Mark each plate to indicate the beginning stud and the middle of each successive stud, including the last. Lay a framing square across both plates at once and draw a line across the edge to make the stud marks. Space studs equidistant across the plates, making the center of each 16 inches at most, or closer for greater strength.
Construct each stud wall, nailing through the widest face of the plate into the end of a stud with two 16d nails. Turn the studs so the widest face also runs vertically. Align each stud flush with the plate end or with a stud mark. Attach the opposite plate to the free ends of the studs.
Erect each stud wall built. Align the wall with the guide marks. Use a level to ensure the wall is plumb -- straight up and down -- before securing in place. Make the wall fit snugly by shoving thin wood shims under the wall. Nail through the bottom plate into the floor beneath. Attach similarly along the ceiling. Drive additional nails through the first stud into the wall framing behind the fridge. Test to make sure the wall is sturdy before proceeding.

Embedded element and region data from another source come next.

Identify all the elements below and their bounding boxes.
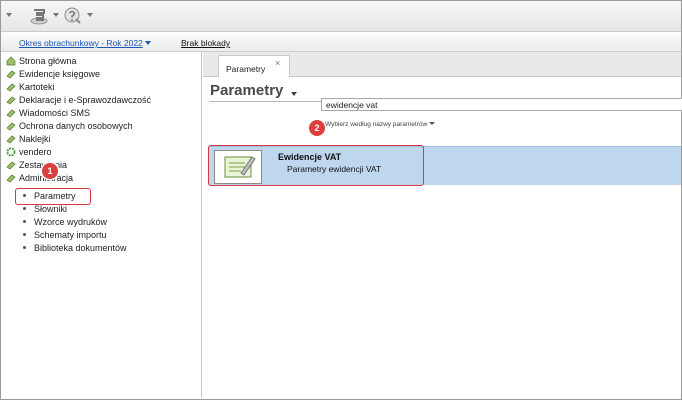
vendero-icon <box>6 147 16 156</box>
shield-icon <box>6 122 16 130</box>
sidebar-item-files[interactable]: Kartoteki <box>6 80 55 93</box>
bullet-icon <box>23 207 26 210</box>
sidebar-item-label: Strona główna <box>19 55 77 66</box>
tab-close-icon[interactable]: × <box>275 58 280 68</box>
sidebar-subitem-label: Biblioteka dokumentów <box>34 242 127 253</box>
reports-icon <box>6 161 16 169</box>
home-icon <box>6 56 16 65</box>
sidebar-item-stickers[interactable]: Naklejki <box>6 132 51 145</box>
tab-label: Parametry <box>226 64 266 74</box>
sidebar-item-sms[interactable]: Wiadomości SMS <box>6 106 90 119</box>
period-caret-icon <box>144 41 151 45</box>
sidebar-item-label: Naklejki <box>19 133 51 144</box>
main-panel: Parametry × Parametry Wybierz według naz… <box>203 52 682 398</box>
step-1-badge: 1 <box>42 163 58 179</box>
admin-icon <box>6 174 16 182</box>
sidebar-item-label: Wiadomości SMS <box>19 107 91 118</box>
sidebar-subitem-label: Słowniki <box>34 203 68 214</box>
sidebar-subitem-document-library[interactable]: Biblioteka dokumentów <box>23 241 127 254</box>
bullet-icon <box>23 246 26 249</box>
filter-by-name-dropdown[interactable]: Wybierz według nazwy parametrów <box>325 121 436 128</box>
sidebar-item-home[interactable]: Strona główna <box>6 54 77 67</box>
sidebar-subitem-label: Wzorce wydruków <box>34 216 108 227</box>
sidebar-item-ledgers[interactable]: Ewidencje księgowe <box>6 67 100 80</box>
lock-status-link[interactable]: Brak blokady <box>181 38 230 48</box>
sidebar-item-data-protection[interactable]: Ochrona danych osobowych <box>6 119 133 132</box>
toolbar-menu-caret-icon[interactable] <box>6 13 12 17</box>
parametry-highlight <box>15 188 91 205</box>
files-icon <box>6 83 16 91</box>
sidebar-item-label: Ewidencje księgowe <box>19 68 101 79</box>
accounting-module-icon[interactable] <box>29 6 49 26</box>
sidebar: Strona główna Ewidencje księgowe Kartote… <box>1 52 202 398</box>
step-2-badge: 2 <box>309 120 325 136</box>
tab-strip: Parametry × <box>203 52 681 77</box>
filter-caret-icon <box>429 122 436 125</box>
result-highlight <box>208 145 424 186</box>
top-toolbar <box>1 1 681 32</box>
sticker-icon <box>6 135 16 143</box>
period-bar: Okres obrachunkowy - Rok 2022 Brak bloka… <box>1 33 681 52</box>
declarations-icon <box>6 96 16 104</box>
search-input[interactable] <box>321 98 682 111</box>
sms-icon <box>6 109 16 117</box>
sidebar-item-administration[interactable]: Administracja <box>6 171 73 184</box>
sidebar-subitem-label: Schematy importu <box>34 229 107 240</box>
period-selector[interactable]: Okres obrachunkowy - Rok 2022 <box>19 38 151 48</box>
page-title[interactable]: Parametry <box>210 82 283 99</box>
sidebar-item-label: vendero <box>19 146 52 157</box>
sidebar-item-label: Ochrona danych osobowych <box>19 120 133 131</box>
ledger-icon <box>6 70 16 78</box>
sidebar-item-label: Kartoteki <box>19 81 55 92</box>
sidebar-item-vendero[interactable]: vendero <box>6 145 52 158</box>
sidebar-subitem-print-templates[interactable]: Wzorce wydruków <box>23 215 107 228</box>
help-icon[interactable] <box>63 6 83 26</box>
help-caret-icon[interactable] <box>87 13 93 17</box>
toolbar-caret-icon[interactable] <box>53 13 59 17</box>
sidebar-item-label: Deklaracje i e-Sprawozdawczość <box>19 94 152 105</box>
sidebar-subitem-import-schemes[interactable]: Schematy importu <box>23 228 107 241</box>
title-caret-icon[interactable] <box>291 92 297 96</box>
bullet-icon <box>23 220 26 223</box>
sidebar-item-declarations[interactable]: Deklaracje i e-Sprawozdawczość <box>6 93 151 106</box>
bullet-icon <box>23 233 26 236</box>
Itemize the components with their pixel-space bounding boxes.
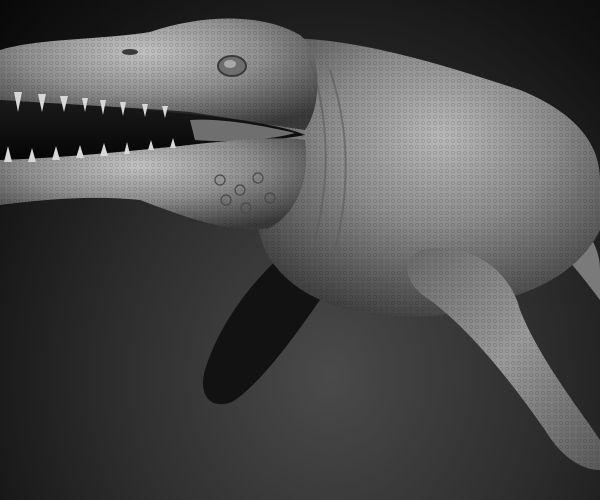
nostril: [122, 49, 138, 55]
creature-render: [0, 18, 600, 470]
render-viewport: [0, 0, 600, 500]
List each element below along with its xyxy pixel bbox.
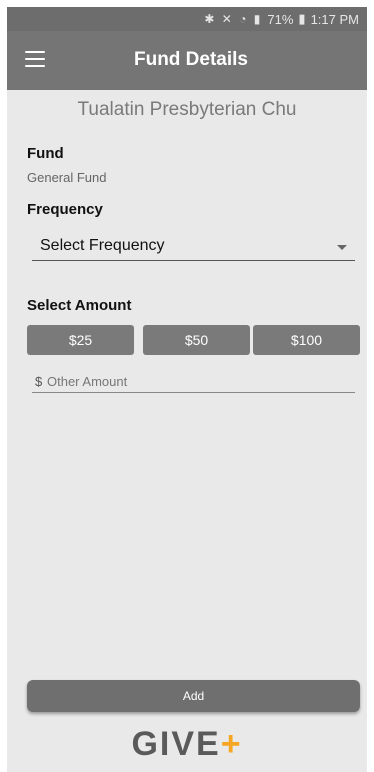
amount-button-100[interactable]: $100 bbox=[253, 325, 360, 355]
fund-label: Fund bbox=[27, 145, 64, 162]
status-icons: ✱ ✕ ◔ ▮ bbox=[204, 12, 263, 26]
battery-level: 71% bbox=[267, 11, 294, 27]
logo-plus: + bbox=[220, 725, 243, 763]
organization-name: Tualatin Presbyterian Chu bbox=[77, 99, 297, 120]
other-amount-placeholder: Other Amount bbox=[47, 374, 128, 389]
logo-text: GIVE bbox=[131, 725, 221, 763]
frequency-label: Frequency bbox=[27, 201, 103, 218]
app-bar: Fund Details bbox=[7, 31, 367, 90]
amount-options: $25 $50 $100 bbox=[27, 325, 360, 355]
select-amount-label: Select Amount bbox=[27, 297, 132, 314]
dollar-prefix: $ bbox=[35, 374, 43, 389]
chevron-down-icon bbox=[337, 245, 347, 250]
status-bar: ✱ ✕ ◔ ▮ 71% ▮ 1:17 PM bbox=[7, 7, 367, 31]
page-title: Fund Details bbox=[133, 49, 248, 70]
battery-icon: ▮ bbox=[298, 11, 306, 26]
app-screen: ✱ ✕ ◔ ▮ 71% ▮ 1:17 PM Fund Details Tuala… bbox=[7, 7, 367, 772]
frequency-select[interactable]: Select Frequency bbox=[32, 233, 355, 261]
add-button[interactable]: Add bbox=[27, 680, 360, 712]
other-amount-input[interactable]: $ Other Amount bbox=[32, 371, 355, 393]
clock: 1:17 PM bbox=[310, 11, 359, 27]
amount-button-25[interactable]: $25 bbox=[27, 325, 134, 355]
frequency-select-value: Select Frequency bbox=[40, 237, 165, 254]
amount-button-50[interactable]: $50 bbox=[143, 325, 250, 355]
give-plus-logo: GIVE+ bbox=[7, 725, 367, 764]
fund-value: General Fund bbox=[27, 170, 107, 185]
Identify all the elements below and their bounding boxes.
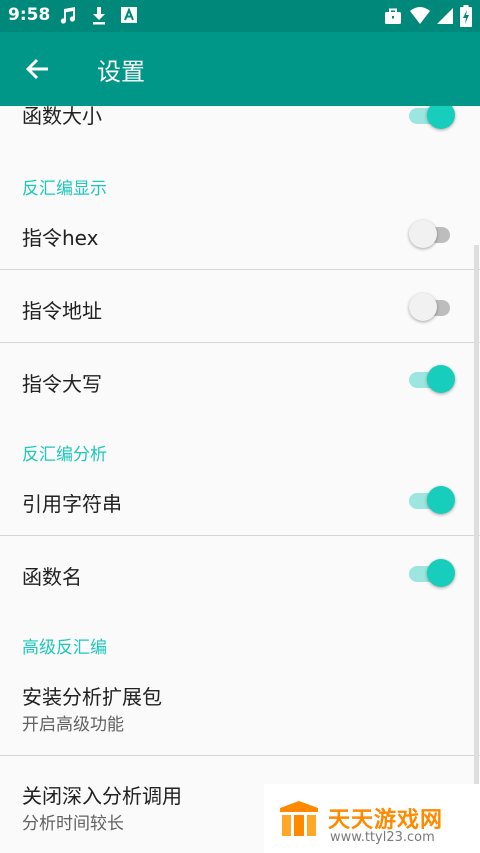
section-header-disasm-analysis: 反汇编分析 (22, 445, 107, 465)
function-name-switch[interactable] (409, 559, 455, 587)
setting-label: 引用字符串 (22, 492, 122, 516)
setting-label: 指令大写 (22, 372, 102, 396)
setting-label: 关闭深入分析调用 (22, 784, 182, 808)
setting-label: 函数名 (22, 565, 82, 589)
switch-thumb (409, 293, 437, 321)
arrow-back-icon[interactable] (24, 55, 52, 83)
watermark-url: www.ttyl23.com (330, 830, 435, 845)
divider (0, 342, 480, 343)
referenced-strings-switch[interactable] (409, 486, 455, 514)
battery-charging-icon (460, 5, 472, 27)
app-toolbar: 设置 (0, 32, 480, 106)
setting-label: 函数大小 (22, 106, 102, 128)
switch-thumb (427, 559, 455, 587)
switch-thumb (427, 106, 455, 129)
setting-label: 指令地址 (22, 299, 102, 323)
section-header-disasm-display: 反汇编显示 (22, 179, 107, 199)
a-letter-icon (121, 7, 137, 23)
settings-list[interactable]: 函数大小 反汇编显示 指令hex 指令地址 指令大写 反汇编分析 引用字符串 函… (0, 106, 480, 853)
scrollbar[interactable] (474, 245, 479, 845)
setting-label: 指令hex (22, 226, 99, 250)
status-time: 9:58 (8, 5, 51, 25)
switch-thumb (427, 365, 455, 393)
instruction-address-switch[interactable] (409, 293, 455, 321)
divider (0, 269, 480, 270)
divider (0, 755, 480, 756)
divider (0, 535, 480, 536)
watermark-logo-icon (280, 801, 318, 836)
instruction-uppercase-switch[interactable] (409, 365, 455, 393)
instruction-hex-switch[interactable] (409, 220, 455, 248)
switch-thumb (409, 220, 437, 248)
music-note-icon (60, 7, 76, 24)
setting-summary: 开启高级功能 (22, 715, 124, 735)
setting-label: 安装分析扩展包 (22, 685, 162, 709)
page-title: 设置 (97, 58, 145, 86)
briefcase-icon (385, 8, 401, 24)
function-size-switch[interactable] (409, 106, 455, 129)
signal-icon (437, 8, 453, 24)
wifi-icon (410, 7, 430, 24)
switch-thumb (427, 486, 455, 514)
watermark: 天天游戏网 www.ttyl23.com (264, 784, 480, 853)
setting-summary: 分析时间较长 (22, 814, 124, 834)
status-bar: 9:58 (0, 0, 480, 32)
section-header-advanced-disasm: 高级反汇编 (22, 638, 107, 658)
download-icon (93, 7, 105, 25)
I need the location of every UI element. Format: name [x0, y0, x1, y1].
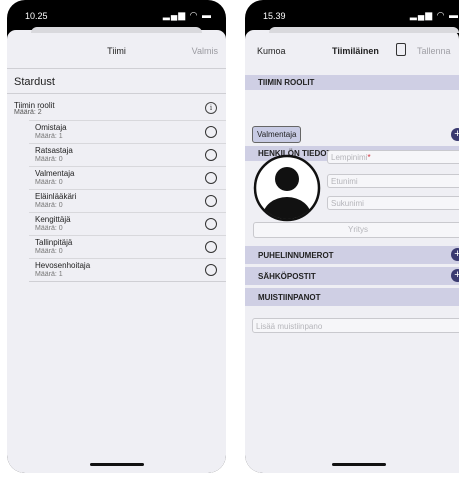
nickname-placeholder: Lempinimi	[331, 153, 368, 162]
home-indicator[interactable]	[332, 463, 386, 466]
section-header-notes: MUISTIINPANOT	[245, 288, 459, 306]
done-button[interactable]: Valmis	[192, 46, 218, 56]
nickname-field[interactable]: Lempinimi*	[327, 150, 459, 164]
nav-bar: Kumoa Tiimiläinen Tallenna	[245, 34, 459, 68]
section-header-phones: PUHELINNUMEROT	[245, 246, 459, 264]
role-item-valmentaja[interactable]: Valmentaja Määrä: 0	[29, 166, 226, 190]
section-header-roles: TIIMIN ROOLIT	[245, 75, 459, 90]
info-icon[interactable]: i	[205, 102, 217, 114]
save-button[interactable]: Tallenna	[417, 46, 451, 56]
roles-count: Määrä: 2	[14, 109, 42, 116]
nav-title: Tiimiläinen	[332, 46, 379, 56]
role-item-kengittaja[interactable]: Kengittäjä Määrä: 0	[29, 212, 226, 236]
radio-circle-icon[interactable]	[205, 149, 217, 161]
role-item-tallinpitaja[interactable]: Tallinpitäjä Määrä: 0	[29, 235, 226, 259]
lastname-field[interactable]: Sukunimi	[327, 196, 459, 210]
section-header-emails: SÄHKÖPOSTIT	[245, 267, 459, 285]
role-name: Eläinlääkäri	[35, 192, 77, 201]
phone-member-screen: 15.39 ▂▄▆ ◠ ▬ Kumoa Tiimiläinen Tallenna…	[245, 0, 459, 473]
status-time: 15.39	[263, 11, 286, 21]
role-item-hevosenhoitaja[interactable]: Hevosenhoitaja Määrä: 1	[29, 258, 226, 282]
firstname-field[interactable]: Etunimi	[327, 174, 459, 188]
role-item-ratsastaja[interactable]: Ratsastaja Määrä: 0	[29, 143, 226, 167]
company-field[interactable]: Yritys	[253, 222, 459, 238]
avatar-placeholder-icon[interactable]	[253, 154, 321, 222]
role-count: Määrä: 0	[35, 179, 63, 186]
member-sheet: Kumoa Tiimiläinen Tallenna TIIMIN ROOLIT…	[245, 27, 459, 473]
radio-circle-icon[interactable]	[205, 264, 217, 276]
phone-team-screen: 10.25 ▂▄▆ ◠ ▬ Tiimi Valmis Stardust Tiim…	[7, 0, 226, 473]
section-title: TIIMIN ROOLIT	[258, 78, 315, 87]
nav-bar: Tiimi Valmis	[7, 34, 226, 68]
status-bar: 10.25 ▂▄▆ ◠ ▬	[7, 0, 226, 30]
section-title: SÄHKÖPOSTIT	[258, 272, 316, 281]
add-email-plus-icon[interactable]: +	[451, 269, 459, 282]
sheet-grip	[269, 27, 459, 33]
role-count: Määrä: 1	[35, 271, 63, 278]
signal-wifi-battery-icon: ▂▄▆ ◠ ▬	[409, 10, 459, 20]
section-title: PUHELINNUMEROT	[258, 251, 334, 260]
team-sheet: Tiimi Valmis Stardust Tiimin roolit Määr…	[7, 27, 226, 473]
required-mark: *	[367, 153, 371, 162]
role-count: Määrä: 0	[35, 248, 63, 255]
role-name: Omistaja	[35, 123, 67, 132]
notes-input[interactable]: Lisää muistiinpano	[252, 318, 459, 333]
add-phone-plus-icon[interactable]: +	[451, 248, 459, 261]
cancel-button[interactable]: Kumoa	[257, 46, 286, 56]
divider	[29, 281, 226, 282]
contact-card-icon[interactable]	[396, 43, 406, 56]
add-role-plus-icon[interactable]: +	[451, 128, 459, 141]
role-count: Määrä: 0	[35, 202, 63, 209]
role-count: Määrä: 0	[35, 225, 63, 232]
role-name: Tallinpitäjä	[35, 238, 73, 247]
team-name: Stardust	[14, 76, 55, 88]
role-count: Määrä: 1	[35, 133, 63, 140]
section-title: MUISTIINPANOT	[258, 293, 321, 302]
nav-divider	[7, 68, 226, 69]
divider	[7, 93, 226, 94]
home-indicator[interactable]	[89, 463, 144, 466]
role-name: Hevosenhoitaja	[35, 261, 91, 270]
role-item-omistaja[interactable]: Omistaja Määrä: 1	[29, 120, 226, 144]
radio-circle-icon[interactable]	[205, 241, 217, 253]
radio-circle-icon[interactable]	[205, 218, 217, 230]
status-time: 10.25	[25, 11, 48, 21]
signal-wifi-battery-icon: ▂▄▆ ◠ ▬	[162, 10, 212, 20]
role-chip-valmentaja[interactable]: Valmentaja	[252, 126, 302, 143]
role-name: Valmentaja	[35, 169, 75, 178]
radio-circle-icon[interactable]	[205, 126, 217, 138]
role-name: Kengittäjä	[35, 215, 71, 224]
sheet-grip	[31, 27, 202, 33]
radio-circle-icon[interactable]	[205, 172, 217, 184]
role-count: Määrä: 0	[35, 156, 63, 163]
role-name: Ratsastaja	[35, 146, 73, 155]
radio-circle-icon[interactable]	[205, 195, 217, 207]
status-bar: 15.39 ▂▄▆ ◠ ▬	[245, 0, 459, 30]
role-item-elainlaakari[interactable]: Eläinlääkäri Määrä: 0	[29, 189, 226, 213]
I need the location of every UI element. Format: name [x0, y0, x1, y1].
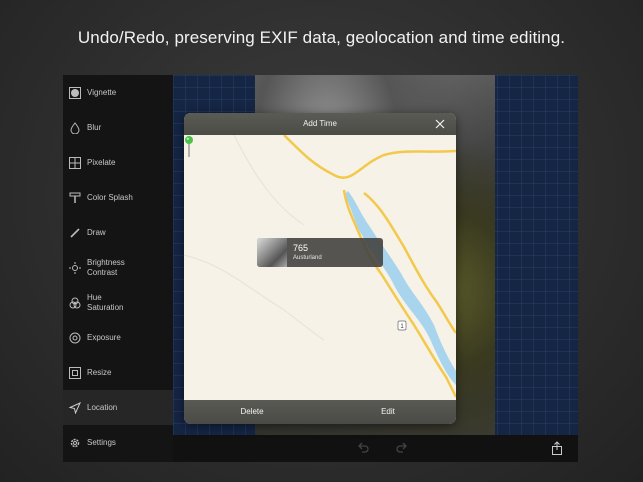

Cut four additional boards, using the same dimension board as previously used, to fit between the walls on either side of the fridge. Insert them, two in the back and two in the front of the space between the walls, to create a box outline. Nail them in place to secure them. These create the frame for the soffit above the fridge.
Finish each wall as desired. Quarter-inch veneer works well to line the walls and underneath the soffit, from inside the fridge enclosure. Use the same material for the exterior face of the soffit and exterior wall surface as well, or any combination of drywall and wood. Paint, stain or apply drywall tape and compound as appropriate. Slide the refrigerator back in place when the job is complete.